26 septiembre, 2005

Lima. AP. Perú enfrentará hoy un espantoso capítulo de su historia cuando se vuelva a procesar al encarcelado líder de Sendero Luminoso, Abimael Guzmán, quien el año pasado provocó la anulación de su juicio con una serie de gestos y consignas de inspiración maoísta que sumieron el proceso en un caos.

El abogado de Guzmán dice que el hombre que encabezó una sangrienta rebelión de 12 años contra el gobierno está consciente de que recibirá la misma sentencia a cadena perpetua que le fue impuesta en 1992 por un tribunal militar secreto, y que posteriormente fue considerada inconstitucional por una corte superior.

"A él le gustaría que terminara rápido", dijo el abogado Manuel Fajardo a un grupo de corresponsales extranjeros. "Al doctor Abimael Guzmán en particular no le gusta perder el tiempo".

Pero el presidente de la Asociación de Abogados de Lima, Marcos Ibazeta, un exjuez encargado de procesar casos de terrorismo, dijo que la impaciencia de Guzmán no debe ser confundida con la de un hombre resignado a su suerte.

¿Resignado? Ibazeta dijo que Guzmán sabe que nunca serápuesto en libertad, pero que su propósito es desacreditar al sistema judicial pidiendo la apelación de la Corte Interamericana de Derechos Humanos a fin de lograr la libertad de centenares de guerrilleros detenidos debido a que habrían sido violados sus derechos a un proceso justo.

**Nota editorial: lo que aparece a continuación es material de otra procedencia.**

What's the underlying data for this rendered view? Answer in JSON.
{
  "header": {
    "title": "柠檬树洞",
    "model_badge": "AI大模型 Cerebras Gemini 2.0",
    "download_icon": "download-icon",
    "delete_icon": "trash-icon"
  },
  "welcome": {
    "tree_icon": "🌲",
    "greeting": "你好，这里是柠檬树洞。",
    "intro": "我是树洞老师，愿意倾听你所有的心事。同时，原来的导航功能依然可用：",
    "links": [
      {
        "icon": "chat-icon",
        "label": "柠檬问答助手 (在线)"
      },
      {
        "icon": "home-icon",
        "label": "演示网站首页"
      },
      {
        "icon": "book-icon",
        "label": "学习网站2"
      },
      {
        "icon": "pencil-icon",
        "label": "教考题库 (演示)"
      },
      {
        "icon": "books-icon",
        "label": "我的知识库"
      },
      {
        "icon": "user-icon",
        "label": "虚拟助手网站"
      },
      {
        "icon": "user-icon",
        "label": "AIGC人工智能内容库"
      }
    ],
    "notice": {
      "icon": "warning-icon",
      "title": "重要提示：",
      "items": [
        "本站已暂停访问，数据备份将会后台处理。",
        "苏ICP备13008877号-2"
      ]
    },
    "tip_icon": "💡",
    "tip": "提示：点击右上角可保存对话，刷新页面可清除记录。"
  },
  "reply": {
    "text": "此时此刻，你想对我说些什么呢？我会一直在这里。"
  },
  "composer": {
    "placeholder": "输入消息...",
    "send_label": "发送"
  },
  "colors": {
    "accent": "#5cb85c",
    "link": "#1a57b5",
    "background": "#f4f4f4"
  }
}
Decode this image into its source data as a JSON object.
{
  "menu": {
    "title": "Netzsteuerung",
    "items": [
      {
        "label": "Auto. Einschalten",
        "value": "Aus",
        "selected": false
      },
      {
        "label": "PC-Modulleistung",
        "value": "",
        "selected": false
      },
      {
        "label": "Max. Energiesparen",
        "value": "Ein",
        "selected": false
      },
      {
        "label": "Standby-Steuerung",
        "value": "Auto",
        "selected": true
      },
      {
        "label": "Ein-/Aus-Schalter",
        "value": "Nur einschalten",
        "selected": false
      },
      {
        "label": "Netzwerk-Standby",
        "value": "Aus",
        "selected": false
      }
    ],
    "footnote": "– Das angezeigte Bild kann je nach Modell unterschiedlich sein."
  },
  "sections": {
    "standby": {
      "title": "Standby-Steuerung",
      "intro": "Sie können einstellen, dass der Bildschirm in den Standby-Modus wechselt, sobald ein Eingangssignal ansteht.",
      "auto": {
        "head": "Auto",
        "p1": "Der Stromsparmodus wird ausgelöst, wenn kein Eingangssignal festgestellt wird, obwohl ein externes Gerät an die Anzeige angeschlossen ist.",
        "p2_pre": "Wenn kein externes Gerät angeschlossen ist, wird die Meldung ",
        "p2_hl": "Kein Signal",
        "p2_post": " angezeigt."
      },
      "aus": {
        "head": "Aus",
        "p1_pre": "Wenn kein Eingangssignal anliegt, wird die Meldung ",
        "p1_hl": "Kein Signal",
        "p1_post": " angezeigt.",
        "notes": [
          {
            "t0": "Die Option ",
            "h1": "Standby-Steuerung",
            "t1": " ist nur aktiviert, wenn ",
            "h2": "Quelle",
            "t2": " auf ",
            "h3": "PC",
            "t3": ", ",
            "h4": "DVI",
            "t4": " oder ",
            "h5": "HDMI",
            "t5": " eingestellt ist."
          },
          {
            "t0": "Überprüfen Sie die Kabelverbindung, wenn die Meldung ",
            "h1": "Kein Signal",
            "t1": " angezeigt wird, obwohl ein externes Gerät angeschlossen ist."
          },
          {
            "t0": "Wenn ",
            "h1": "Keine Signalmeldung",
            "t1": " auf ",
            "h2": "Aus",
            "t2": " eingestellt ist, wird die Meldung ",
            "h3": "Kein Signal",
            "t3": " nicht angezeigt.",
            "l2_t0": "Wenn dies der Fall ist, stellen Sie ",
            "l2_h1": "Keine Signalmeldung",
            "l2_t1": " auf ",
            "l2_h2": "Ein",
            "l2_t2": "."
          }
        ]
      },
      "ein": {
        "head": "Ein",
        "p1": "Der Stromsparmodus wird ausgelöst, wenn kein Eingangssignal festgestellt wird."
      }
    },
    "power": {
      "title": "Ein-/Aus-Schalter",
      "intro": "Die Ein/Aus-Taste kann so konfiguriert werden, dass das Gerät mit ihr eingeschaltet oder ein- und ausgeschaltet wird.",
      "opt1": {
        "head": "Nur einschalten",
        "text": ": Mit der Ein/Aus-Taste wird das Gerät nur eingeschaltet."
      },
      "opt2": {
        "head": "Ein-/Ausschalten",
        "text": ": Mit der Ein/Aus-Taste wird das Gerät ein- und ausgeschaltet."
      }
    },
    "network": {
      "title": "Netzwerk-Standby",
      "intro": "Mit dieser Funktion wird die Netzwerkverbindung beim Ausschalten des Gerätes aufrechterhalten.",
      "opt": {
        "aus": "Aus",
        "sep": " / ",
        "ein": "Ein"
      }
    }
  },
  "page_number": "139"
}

"No es resignación. Como todos los líderes, está asumiendo la responsabilidad para ... seguir siendo el símbolo", dijo Ibazeta.

Las actividades de Sendero Luminoso menguaron luego de la captura de Guzmán. En los últimos cuatro años, Perú se ha destacado en América del Sur como un país de relativa estabilidad política y de sostenido crecimiento económico.

Pero facciones rebeldes continúan operando en la región selvática de Perú, donde se cultiva la coca. Las autoridades dicen que varios centenares de guerrilleros ofrecen protección a los narcotraficantes.

Pedro Pablo Kuczynski, jefe de gabinete del presidente Alejandro Toledo, advirtió la semana pasada acerca de un rebrote de Sendero Luminoso. Pero el Presidente rápidamente negó que eso estuviese ocurriendo.

El Tribunal Constitucional de Perú dictaminó en el 2003 que los tribunales militares secretos establecidos por el expresidente Alberto Fujimori en la década de los 90 eran inconstitucionales, y fiscales civiles presentaron nuevos cargos contra Guzmán y otros rebeldes condenados.

El proceso será llevado a cabo en la misma base naval de máxima seguridad donde el exprofesor de filosofía, de 70 años, ha estado encarcelado desde 1993, y lo reunirá con 11 de sus excomandantes, entre ellos su compañera y exlugarteniente, Elena Iparraguirre.